Preliminaries. Different perspectives and research works have pointed out the main socio-economic contribution supported by the family in situations of need. Traditionally, women have been the ones in taking care of disability people, with the logical costs and consequences for both their health and life. Objectives. To describe socio-demographic profiles of caregivers of patients confined at home (home carers). To identify consequences of caring as burden, quality of life and psychic state of health of caregivers. To characterize networks of supports and available resources, among them nursing care. Methodology (design). It consists of two complementary techniques: a descriptive (quantitative) study on informal health care in Albacete, and a more qualitative research based on focus groups formed by primary care nurses.

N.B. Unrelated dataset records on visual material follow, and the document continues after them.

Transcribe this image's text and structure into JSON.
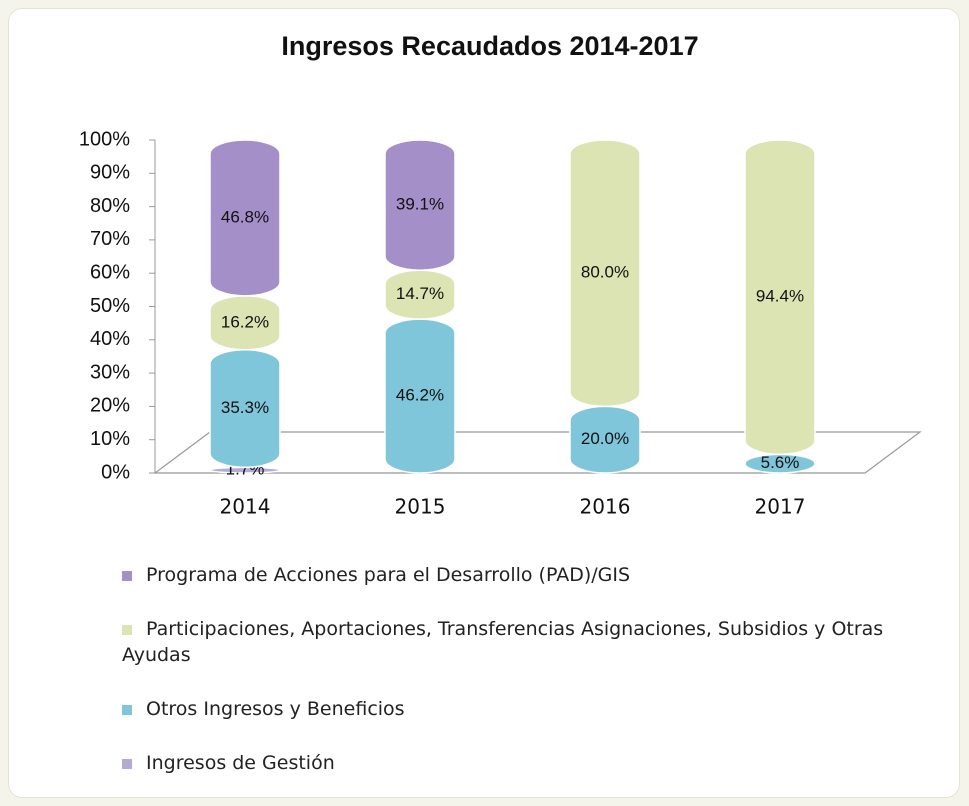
{
  "chart_data": {
    "type": "bar",
    "stacked": true,
    "title": "Ingresos Recaudados 2014-2017",
    "categories": [
      "2014",
      "2015",
      "2016",
      "2017"
    ],
    "series": [
      {
        "name": "Programa de Acciones para el Desarrollo (PAD)/GIS",
        "color": "#a58fc8",
        "values": [
          46.8,
          39.1,
          null,
          null
        ],
        "value_labels": [
          "46.8%",
          "39.1%",
          null,
          null
        ]
      },
      {
        "name": "Participaciones, Aportaciones, Transferencias Asignaciones, Subsidios y Otras Ayudas",
        "color": "#dbe4b2",
        "values": [
          16.2,
          14.7,
          80.0,
          94.4
        ],
        "value_labels": [
          "16.2%",
          "14.7%",
          "80.0%",
          "94.4%"
        ]
      },
      {
        "name": "Otros Ingresos y Beneficios",
        "color": "#7fc6da",
        "values": [
          35.3,
          46.2,
          20.0,
          5.6
        ],
        "value_labels": [
          "35.3%",
          "46.2%",
          "20.0%",
          "5.6%"
        ]
      },
      {
        "name": "Ingresos de Gestión",
        "color": "#b5aad4",
        "values": [
          1.7,
          null,
          null,
          null
        ],
        "value_labels": [
          "1.7%",
          null,
          null,
          null
        ]
      }
    ],
    "ylim": [
      0,
      100
    ],
    "yticks": [
      {
        "value": 0,
        "label": "0%"
      },
      {
        "value": 10,
        "label": "10%"
      },
      {
        "value": 20,
        "label": "20%"
      },
      {
        "value": 30,
        "label": "30%"
      },
      {
        "value": 40,
        "label": "40%"
      },
      {
        "value": 50,
        "label": "50%"
      },
      {
        "value": 60,
        "label": "60%"
      },
      {
        "value": 70,
        "label": "70%"
      },
      {
        "value": 80,
        "label": "80%"
      },
      {
        "value": 90,
        "label": "90%"
      },
      {
        "value": 100,
        "label": "100%"
      }
    ]
  }
}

Target population. Caregivers of dependent patients confined at home. 209 interviews were carried out in Albacete (Spain) along 2001 and 2002. Measure tools. An own elaborated questionnaire collecting socio-demographic information, quality of life measured with COOP-WONCA charts, Zarit's BMI and Goldberg's GHQ-12 to detect psychic alterations. Work developed. Descriptive statistics are obtained. Indicators of quality of life, burden and psychic alterations are computed and a comparison is established among different groups of caregivers. Impact of the independent variables are investigated. Results and relevant conclusions. 82,8% of caregivers are women, their average age is 58,7 years old and 25% of them are 69 or older. Most of them are housewives and their educational level is low. 22,5% are spouses, and 45,5% children, of the person in need. Most of them share home although 25,4% rotate in the care. 10,5% are paid caregivers. Men caregivers have a higher average age, they are basically retired, husbands of the person in need. Lack of time, fatigue and a decrease of their leisure time are the most common consequences on caregivers. 70,8% receive support from other relatives and one third have external domiciliary help. Health professionals support caregivers. On average, nurse homecare visits takes place twice a month and each visit lasts 22 minutes. Nurses are aware of the caregiver situation but, in general, do not consider them as subject of their care. One third of the studied home carers have values showing poor quality of life. In 31,4% of them the burden is intense. Psychic alterations appear in 43,6% of the interviewees.